Aktionen wie diese gehörten zum Alltag der Task-Force »Sabre 7«, die man gemeinhin als Spezialeinheit der US-Besatzer ansah. Also sah man weg, wenn die Rambos unterwegs waren. Oder leistete Hilfe. Mehrmals, auch beim Überfall auf das Richter-Haus, forderte »Sabre 7« ISAF-Unterstützung an. Doch dann distanzierte sich die US-Armee von »ihrer« Einheit. Man fing die Krieger ein und stellte sie vor Gericht. Man wollte kein Aufsehen, weshalb die US-Medien noch immer nicht über die Existenz der Bande berichten.
Das hat Gründe. Man kann mit einiger Sicherheit erahnen, in wessen Auftrag Idema unterwegs war. Von den 70ern bis Anfang der 90er war der in Poughkeepsie im US-Bundesstaat New York lebende Mann für die »Green Berets«, eine Spezialtruppen der US-Army, die nicht selten »nasse Sachen« im Auftrag der CIA erledigt, weltweit unterwegs. 1991, kurz nach dem Zerfall der Sowjetunion, bandelte Jack mit den Überresten des litauischen KGB an. Er soll die Geheimdienstler - so die Legende - bei Schießübungen beeindruckt und sie bei Wodkaorgien unter den Tisch gesoffen haben. So konnte er dem Pentagon Informationen über sowjetisches Nuklearmaterial übermitteln, das in die Hände von Terroristen geraten war. Dichtung und Wahrheit vermischen sich offenbar.
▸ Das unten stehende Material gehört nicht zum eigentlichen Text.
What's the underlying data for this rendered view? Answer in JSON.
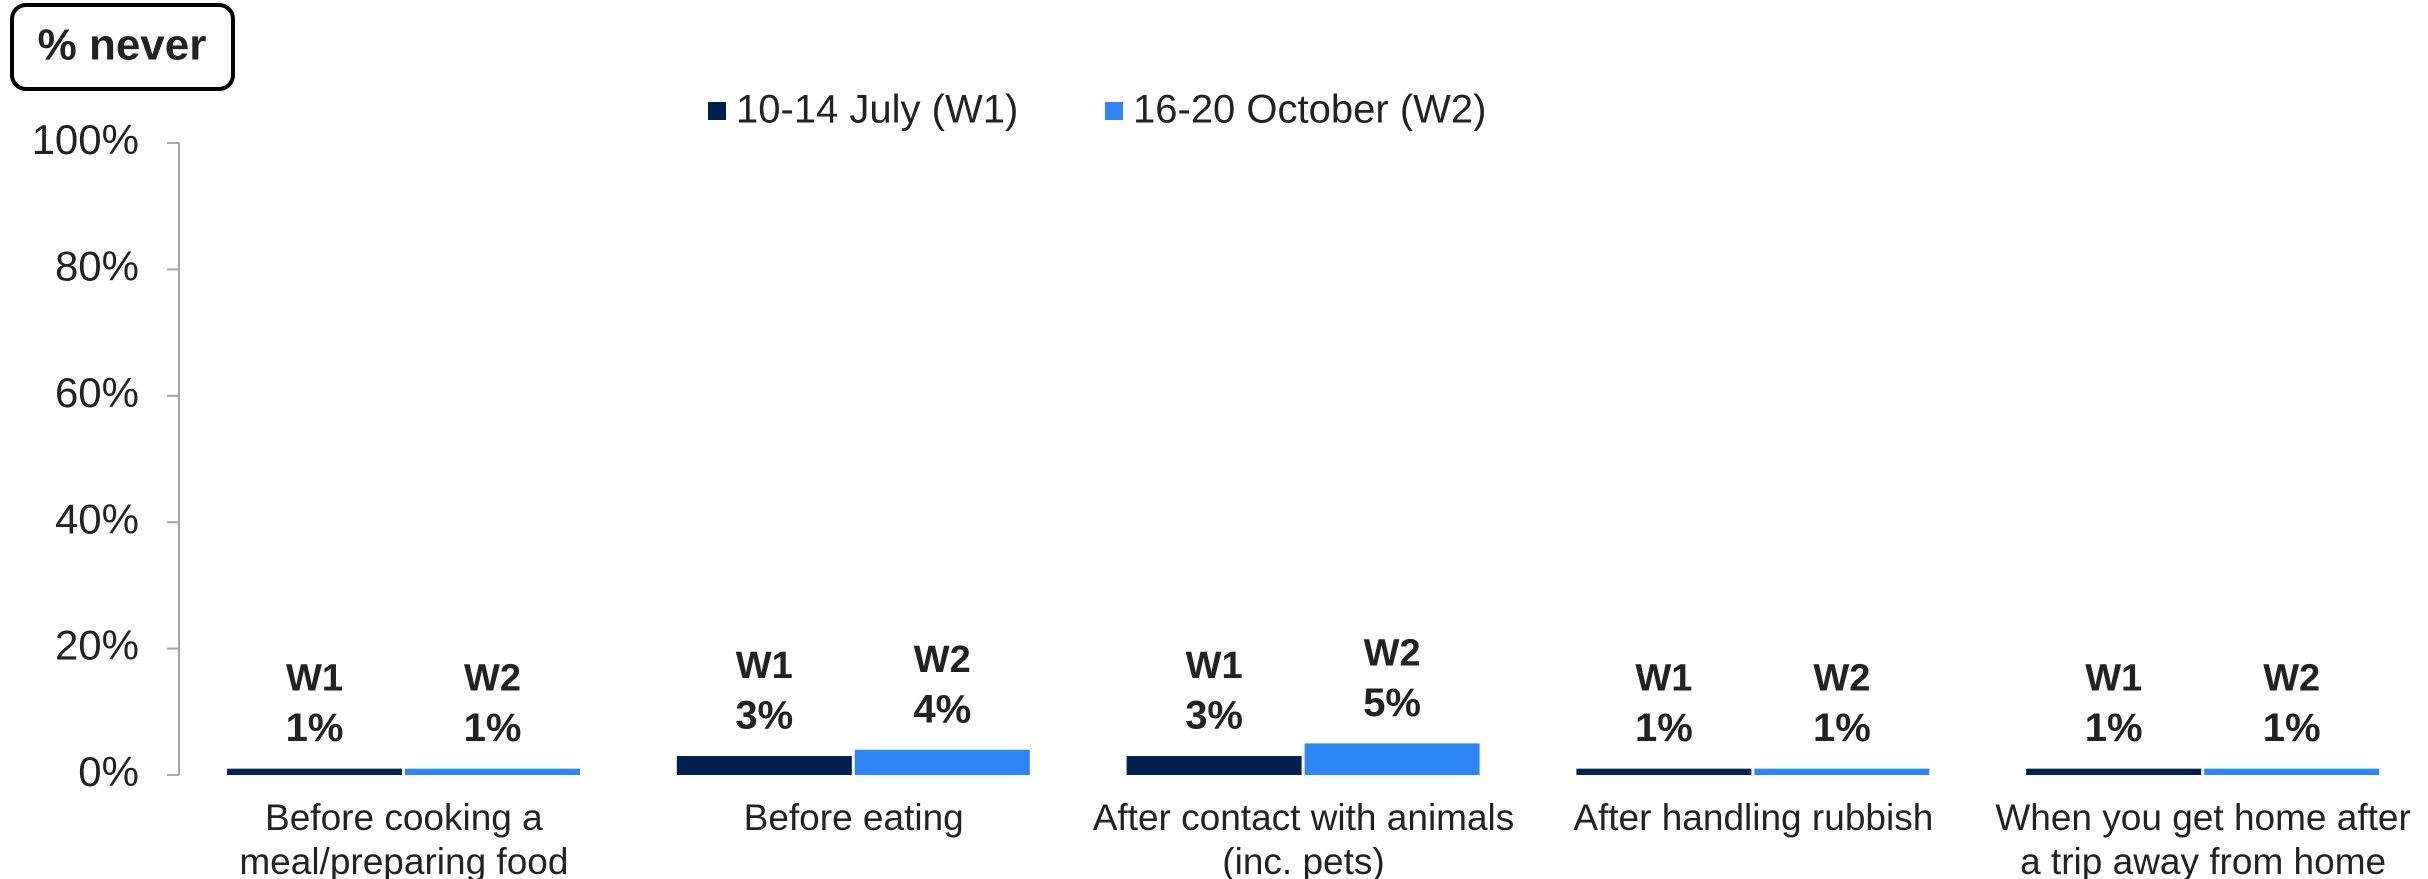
{
  "chart_data": {
    "type": "bar",
    "title": "% never",
    "categories": [
      [
        "Before cooking a",
        "meal/preparing food"
      ],
      [
        "Before eating"
      ],
      [
        "After contact with animals",
        "(inc. pets)"
      ],
      [
        "After handling rubbish"
      ],
      [
        "When you get home after",
        "a trip away from home"
      ]
    ],
    "series": [
      {
        "name": "10-14 July (W1)",
        "label": "W1",
        "color": "#002050",
        "values": [
          1,
          3,
          3,
          1,
          1
        ],
        "value_labels": [
          "1%",
          "3%",
          "3%",
          "1%",
          "1%"
        ]
      },
      {
        "name": "16-20 October (W2)",
        "label": "W2",
        "color": "#2e86f5",
        "values": [
          1,
          4,
          5,
          1,
          1
        ],
        "value_labels": [
          "1%",
          "4%",
          "5%",
          "1%",
          "1%"
        ]
      }
    ],
    "ylim": [
      0,
      100
    ],
    "yticks": [
      {
        "value": 0,
        "label": "0%"
      },
      {
        "value": 20,
        "label": "20%"
      },
      {
        "value": 40,
        "label": "40%"
      },
      {
        "value": 60,
        "label": "60%"
      },
      {
        "value": 80,
        "label": "80%"
      },
      {
        "value": 100,
        "label": "100%"
      }
    ],
    "legend": "top"
  }
}
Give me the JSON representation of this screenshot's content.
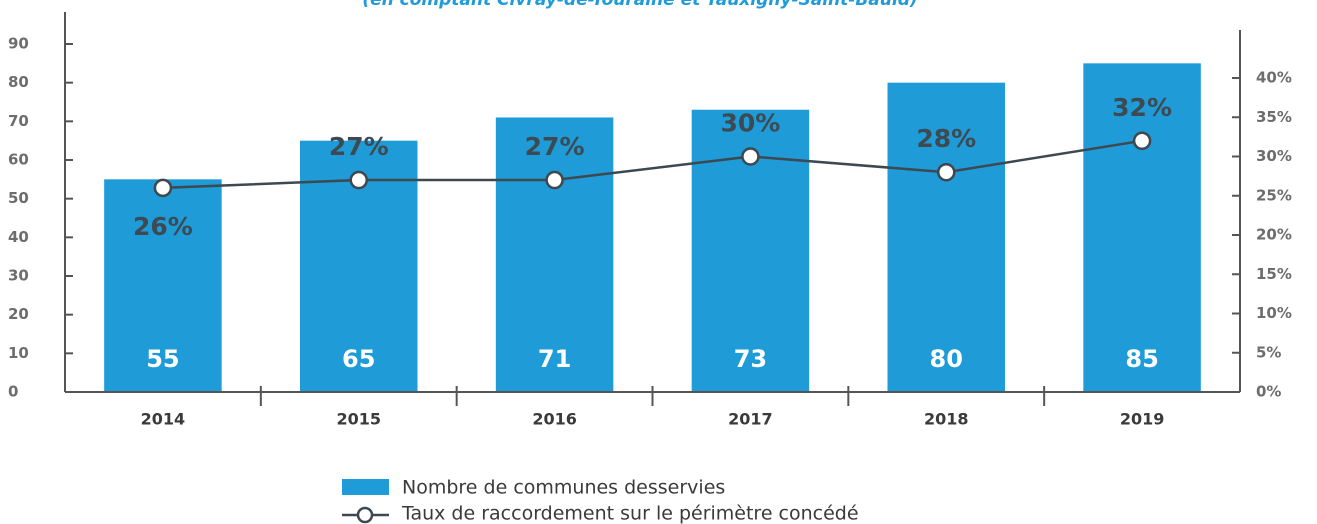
{
  "chart_data": {
    "type": "bar-line",
    "title": "(en comptant Civray-de-Touraine et Tauxigny-Saint-Bauld)",
    "categories": [
      "2014",
      "2015",
      "2016",
      "2017",
      "2018",
      "2019"
    ],
    "series": [
      {
        "name": "Nombre de communes desservies",
        "color": "#1f9bd7",
        "values": [
          55,
          65,
          71,
          73,
          80,
          85
        ]
      },
      {
        "name": "Taux de raccordement sur le périmètre concédé",
        "color": "#3d4850",
        "axis": "y2",
        "values": [
          26,
          27,
          27,
          30,
          28,
          32
        ],
        "value_labels": [
          "26%",
          "27%",
          "27%",
          "30%",
          "28%",
          "32%"
        ]
      }
    ],
    "ylim": [
      0,
      90
    ],
    "yticks": [
      0,
      10,
      20,
      30,
      40,
      50,
      60,
      70,
      80,
      90
    ],
    "y2lim": [
      0,
      40
    ],
    "y2ticks": [
      {
        "value": 0,
        "label": "0%"
      },
      {
        "value": 5,
        "label": "5%"
      },
      {
        "value": 10,
        "label": "10%"
      },
      {
        "value": 15,
        "label": "15%"
      },
      {
        "value": 20,
        "label": "20%"
      },
      {
        "value": 25,
        "label": "25%"
      },
      {
        "value": 30,
        "label": "30%"
      },
      {
        "value": 35,
        "label": "35%"
      },
      {
        "value": 40,
        "label": "40%"
      }
    ]
  }
}
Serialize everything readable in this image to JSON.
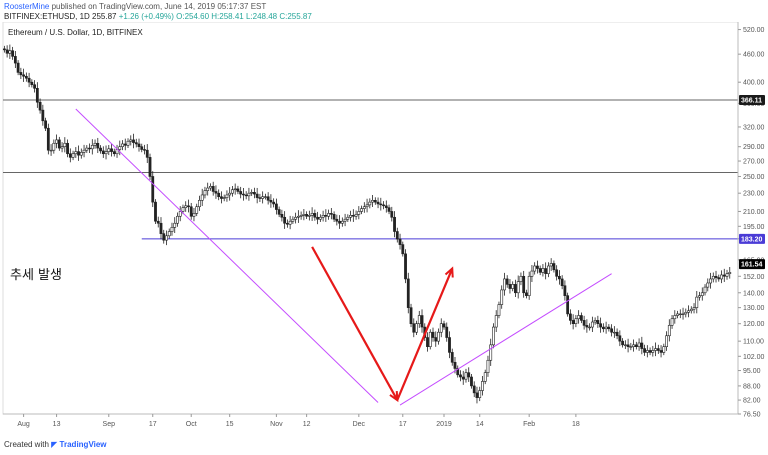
{
  "header": {
    "author": "RoosterMine",
    "published": "published on TradingView.com, June 14, 2019 05:17:37 EST",
    "symbol": "BITFINEX:ETHUSD, 1D",
    "last": "255.87",
    "change": "+1.26 (+0.49%)",
    "open": "O:254.60",
    "high": "H:258.41",
    "low": "L:248.48",
    "close": "C:255.87"
  },
  "footer": {
    "created_with": "Created with",
    "brand": "TradingView"
  },
  "chart_data": {
    "type": "candlestick",
    "title": "Ethereum / U.S. Dollar, 1D, BITFINEX",
    "annotation": "추세 발생",
    "y_scale": "log",
    "ylim": [
      76.5,
      540
    ],
    "y_ticks": [
      520.0,
      460.0,
      400.0,
      360.0,
      320.0,
      290.0,
      270.0,
      250.0,
      230.0,
      210.0,
      195.0,
      183.2,
      165.0,
      152.0,
      140.0,
      130.0,
      120.0,
      110.0,
      102.0,
      95.0,
      88.0,
      82.0,
      76.5
    ],
    "x_labels": [
      "Aug",
      "13",
      "Sep",
      "17",
      "Oct",
      "15",
      "Nov",
      "12",
      "Dec",
      "17",
      "2019",
      "14",
      "Feb",
      "18"
    ],
    "x_label_dates": [
      "2018-08-01",
      "2018-08-13",
      "2018-09-01",
      "2018-09-17",
      "2018-10-01",
      "2018-10-15",
      "2018-11-01",
      "2018-11-12",
      "2018-12-01",
      "2018-12-17",
      "2019-01-01",
      "2019-01-14",
      "2019-02-01",
      "2019-02-18"
    ],
    "price_badges": [
      {
        "value": "366.11",
        "color": "#1a1a1a"
      },
      {
        "value": "183.20",
        "color": "#4a3bd6"
      },
      {
        "value": "161.54",
        "color": "#000000"
      }
    ],
    "horizontal_levels": [
      {
        "price": 366.11,
        "color": "#666666"
      },
      {
        "price": 255.0,
        "color": "#666666"
      },
      {
        "price": 183.2,
        "color": "#4a3bd6",
        "from_date": "2018-09-13"
      }
    ],
    "trendlines": [
      {
        "color": "#c44cff",
        "points": [
          [
            "2018-08-20",
            350
          ],
          [
            "2018-12-08",
            81
          ]
        ]
      },
      {
        "color": "#c44cff",
        "points": [
          [
            "2018-12-16",
            80
          ],
          [
            "2019-03-03",
            154
          ]
        ]
      },
      {
        "color": "#e61919",
        "points": [
          [
            "2018-11-14",
            176
          ],
          [
            "2018-12-15",
            82
          ]
        ],
        "arrow": true
      },
      {
        "color": "#e61919",
        "points": [
          [
            "2018-12-15",
            82
          ],
          [
            "2019-01-04",
            158
          ]
        ],
        "arrow": true
      }
    ],
    "closes": {
      "start_date": "2018-07-25",
      "values": [
        470,
        462,
        468,
        455,
        440,
        420,
        415,
        412,
        408,
        400,
        395,
        388,
        362,
        348,
        330,
        318,
        285,
        285,
        295,
        300,
        288,
        290,
        295,
        280,
        275,
        280,
        283,
        278,
        282,
        285,
        288,
        287,
        292,
        295,
        288,
        284,
        280,
        283,
        287,
        283,
        280,
        286,
        290,
        294,
        292,
        298,
        300,
        296,
        294,
        290,
        286,
        285,
        275,
        250,
        220,
        200,
        198,
        188,
        182,
        186,
        190,
        194,
        198,
        205,
        210,
        214,
        216,
        215,
        205,
        208,
        215,
        222,
        228,
        233,
        236,
        238,
        232,
        230,
        226,
        224,
        225,
        228,
        230,
        234,
        235,
        232,
        229,
        228,
        227,
        230,
        231,
        229,
        225,
        224,
        226,
        226,
        222,
        220,
        218,
        212,
        207,
        204,
        198,
        197,
        200,
        202,
        204,
        205,
        206,
        207,
        205,
        206,
        208,
        204,
        202,
        204,
        206,
        205,
        208,
        207,
        202,
        200,
        198,
        200,
        202,
        204,
        206,
        205,
        207,
        210,
        213,
        215,
        217,
        220,
        222,
        220,
        218,
        217,
        216,
        214,
        210,
        204,
        190,
        183,
        178,
        170,
        150,
        130,
        120,
        115,
        120,
        125,
        118,
        112,
        107,
        115,
        112,
        110,
        115,
        120,
        118,
        112,
        104,
        99,
        96,
        93,
        92,
        91,
        94,
        92,
        88,
        85,
        83,
        86,
        90,
        94,
        100,
        108,
        118,
        125,
        132,
        142,
        150,
        146,
        143,
        146,
        140,
        148,
        152,
        140,
        138,
        152,
        156,
        160,
        158,
        155,
        158,
        154,
        160,
        162,
        157,
        152,
        150,
        145,
        138,
        126,
        122,
        120,
        123,
        125,
        122,
        119,
        118,
        118,
        121,
        122,
        120,
        118,
        117,
        118,
        117,
        115,
        115,
        113,
        110,
        108,
        108,
        107,
        107,
        108,
        107,
        109,
        106,
        104,
        105,
        104,
        105,
        106,
        105,
        104,
        107,
        113,
        119,
        123,
        125,
        126,
        126,
        126,
        127,
        128,
        129,
        130,
        137,
        138,
        140,
        144,
        147,
        150,
        152,
        151,
        150,
        153,
        152,
        154,
        155
      ]
    }
  }
}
Doch die »Firma« erwies sich undankbar, als sie entdeckte, dass ein Jemand die Story an eine Hollywood-Agentur verkaufte. Ein US-Gericht verurteilte Idema wegen »wire fraud«, der unerlaubten Nutzung von Datenübertragungsanlagen. Noch in der Haft wurde der jedoch richtig bekannt. Als Geheimdienst- und Militärexperte stand er in rechtskonservativen Radio-Talk-Shows parat. Nach seiner Entlassung handelte er mit Waffen und anderem Militärgerät, reiste nach Afghanistan und wurde eine Art Berater der Nordallianz unter dem später ermordeten Massud.
Nach dem Ende der Taliban will er weiter im Auftrage des Pentagon gehandelt haben. »Wir waren täglich per Fax, E-Mail oder Telefon in direktem Kontakt mit dem Büro von Verteidigungsminister Rumsfeld.« Was der natürlich heftig dementieren lässt. Doch dass Söldner den regulären Streitkräften zur Hand gehen, ist kein Geheimnis. Auch im derzeit in Irak aktuellen Folterskandal waren »Vertragskräfte« involviert. »Mindestens in einem Fall« habe man auch von Idema einen Gefangenen übernommen, musste US-Militärsprecher, Major Jon Siepmann zugeben.
Die Anklage wirft dem Anführer Jonathan Keith Idema und zwei Komplizen illegalen Aufenthalt, rechtswidrigen Waffenbesitz, Kidnapping und Folter in mindestens zehn Fällen vor. Den Freizeit-Rambos droht lebenslange Haft in Afghanistan - es sei denn, Washington sorgt dafür, dass die US-Free-Lancer bald nach der Verurteilung heimgeholt werden. Ganz heimlich, versteht sich.